Examples of Th and Td distributions for three healthy patients. These distributions have been obtained from the analysis of 3 nights of sleep scalp-EEG recordings for each patient.

(TIF)

Figure S7

Example of the estimation of the speed of propagation. Histograms of the estimated speed (calculated as described in the text) for the H-wave and D-wave of subject S2. The mode peak is clearly visible.

(TIF)

Figure S8

Illustration of the method for the study of the propagation. Top left: Percentage of the total number of events of a subject (S5) detected by each of its intracranial contacts. The dashed line corresponds to the threshold of one standard deviation. Top right: Detection probability vs. order of detection for each hub. This probability has been calculated over all the events of the subject. The black circles point the position of maximum detection probability of each hub. Bottom: Reconstruction of the directed graph on the intracranial implantation (temporal implantation in this case) and a schematic representation of the graph construction procedure.

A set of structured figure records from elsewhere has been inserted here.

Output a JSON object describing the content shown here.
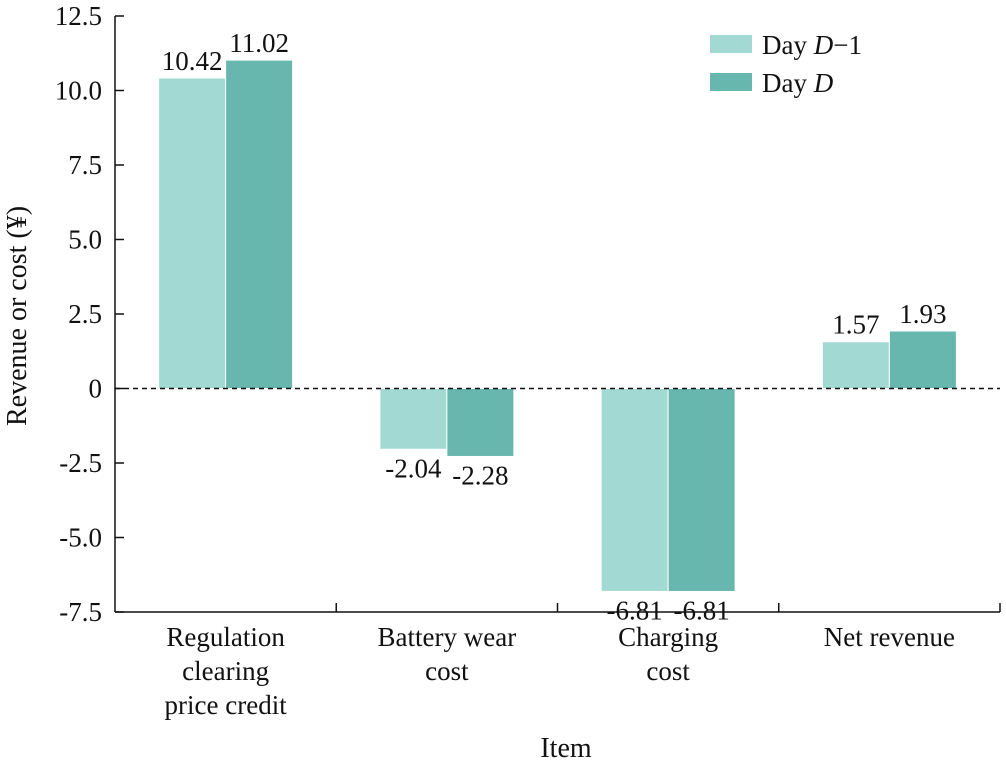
{
  "chart_data": {
    "type": "bar",
    "title": "",
    "xlabel": "Item",
    "ylabel": "Revenue or cost (¥)",
    "ylim": [
      -7.5,
      12.5
    ],
    "yticks": [
      12.5,
      10.0,
      7.5,
      5.0,
      2.5,
      0,
      -2.5,
      -5.0,
      -7.5
    ],
    "ytick_labels": [
      "12.5",
      "10.0",
      "7.5",
      "5.0",
      "2.5",
      "0",
      "-2.5",
      "-5.0",
      "-7.5"
    ],
    "categories": [
      [
        "Regulation",
        "clearing",
        "price credit"
      ],
      [
        "Battery wear",
        "cost"
      ],
      [
        "Charging",
        "cost"
      ],
      [
        "Net revenue"
      ]
    ],
    "series": [
      {
        "name": "Day D−1",
        "legend": {
          "prefix": "Day ",
          "italic": "D",
          "suffix": "−1"
        },
        "color": "#a3d9d3",
        "values": [
          10.42,
          -2.04,
          -6.81,
          1.57
        ],
        "labels": [
          "10.42",
          "-2.04",
          "-6.81",
          "1.57"
        ]
      },
      {
        "name": "Day D",
        "legend": {
          "prefix": "Day ",
          "italic": "D",
          "suffix": ""
        },
        "color": "#67b7ae",
        "values": [
          11.02,
          -2.28,
          -6.81,
          1.93
        ],
        "labels": [
          "11.02",
          "-2.28",
          "-6.81",
          "1.93"
        ]
      }
    ],
    "zero_line": "dashed",
    "grid": false,
    "legend_position": "top-right"
  }
}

The blue spheres mark the hubs that preferentially perform the first detection and the red crosses mark the hubs that preferentially perform the last ones.

(TIF)

Table S1

Details of the intracranial implantations. Contacts in the epileptic ictal zone correspond here to contacts associated to seizure onsets. Contacts in the epileptic interictal zone correspond here to contacts associated to epileptic spikes during interictal periods. Contacts between two adjacent regions were considered as half in each one. Legend: Fro (Frontal), Par (Parietal), Occ (Occipital), Cin (Cingulate), Ins (Insula), Str (Striatum).